DKMA AND THE DATA WAREHOUSE BUS ARCHITECTURE
by Joseph M. Firestone, Ph.D.
Introduction
The Data Warehouse Bus Architecture is composed of "a master suite of
conformed dimensions" and standardized definitions of facts. [1, P. 156]
Business process data marts throughout an enterprise can "plug into" this bus
to receive the dimension and fact tables they need. The Bus thus supports the
various processes and associated data marts that measure key aspects of the
processes.
The logical union of these data marts is said to be the data warehouse. And
each data mart is said to be a subset of that data warehouse. This paper
describes the Data Warehouse Bus Architecture offered by Kimball, Reeves,
Ross, and Thornthwaite, [1, Pp. 153-157, 266-277, and 346-347] and then
contrasts it with DKM Architecture, an object-oriented alternative. [2]

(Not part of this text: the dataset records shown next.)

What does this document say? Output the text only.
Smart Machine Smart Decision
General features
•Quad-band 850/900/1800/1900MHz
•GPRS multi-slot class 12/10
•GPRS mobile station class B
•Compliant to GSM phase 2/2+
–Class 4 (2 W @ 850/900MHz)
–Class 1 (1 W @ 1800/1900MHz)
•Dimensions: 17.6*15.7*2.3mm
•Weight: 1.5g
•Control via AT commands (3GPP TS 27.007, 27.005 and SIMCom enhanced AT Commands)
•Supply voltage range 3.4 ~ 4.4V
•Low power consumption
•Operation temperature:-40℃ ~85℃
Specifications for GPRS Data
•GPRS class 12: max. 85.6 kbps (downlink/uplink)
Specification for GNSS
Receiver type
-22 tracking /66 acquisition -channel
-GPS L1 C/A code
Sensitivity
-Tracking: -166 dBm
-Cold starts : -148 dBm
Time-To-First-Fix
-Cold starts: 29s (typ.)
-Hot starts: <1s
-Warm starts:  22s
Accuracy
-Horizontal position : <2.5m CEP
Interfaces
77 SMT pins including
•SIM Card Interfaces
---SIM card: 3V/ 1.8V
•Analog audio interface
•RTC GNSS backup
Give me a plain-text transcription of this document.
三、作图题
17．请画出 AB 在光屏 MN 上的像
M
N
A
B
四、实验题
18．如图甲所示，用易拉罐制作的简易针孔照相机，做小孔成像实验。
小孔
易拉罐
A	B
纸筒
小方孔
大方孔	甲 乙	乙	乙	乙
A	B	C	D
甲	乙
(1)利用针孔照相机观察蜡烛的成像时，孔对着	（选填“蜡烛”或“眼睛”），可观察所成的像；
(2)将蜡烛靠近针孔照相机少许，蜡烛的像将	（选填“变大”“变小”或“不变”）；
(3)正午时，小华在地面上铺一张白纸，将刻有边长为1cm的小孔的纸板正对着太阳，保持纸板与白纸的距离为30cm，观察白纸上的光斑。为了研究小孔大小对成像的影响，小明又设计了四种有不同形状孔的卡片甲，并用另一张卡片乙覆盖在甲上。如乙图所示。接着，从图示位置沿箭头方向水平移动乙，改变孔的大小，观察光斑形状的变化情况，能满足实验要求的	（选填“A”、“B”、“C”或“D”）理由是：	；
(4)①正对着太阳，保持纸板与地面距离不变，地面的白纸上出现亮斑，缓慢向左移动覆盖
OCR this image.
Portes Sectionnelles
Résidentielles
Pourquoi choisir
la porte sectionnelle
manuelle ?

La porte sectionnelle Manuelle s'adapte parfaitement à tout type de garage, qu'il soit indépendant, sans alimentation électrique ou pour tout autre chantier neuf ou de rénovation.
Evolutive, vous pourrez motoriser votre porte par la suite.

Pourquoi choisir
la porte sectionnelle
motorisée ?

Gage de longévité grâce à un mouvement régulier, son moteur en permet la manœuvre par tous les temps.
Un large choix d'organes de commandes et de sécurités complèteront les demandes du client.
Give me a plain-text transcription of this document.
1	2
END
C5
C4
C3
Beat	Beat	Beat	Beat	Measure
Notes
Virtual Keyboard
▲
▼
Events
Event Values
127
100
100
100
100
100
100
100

The Data Warehouse Bus (DWB) Architecture
The DWB architecture pictures an enterprise composed of a set of business
processes. In many businesses the processes may be components of supply chains
and value chains. In other businesses they may represent "value circles."
Either way, taken as a whole they represent the activities that produce the
value stream of the enterprise. To describe the properties of the processes
and ultimately the value stream, we develop a set of data marts, at least one
for each process, the logical union of which is the data warehouse. The data
marts are composed of dimension tables and fact tables. Some of these tables
may be needed by more than one data mart, and more than one business process.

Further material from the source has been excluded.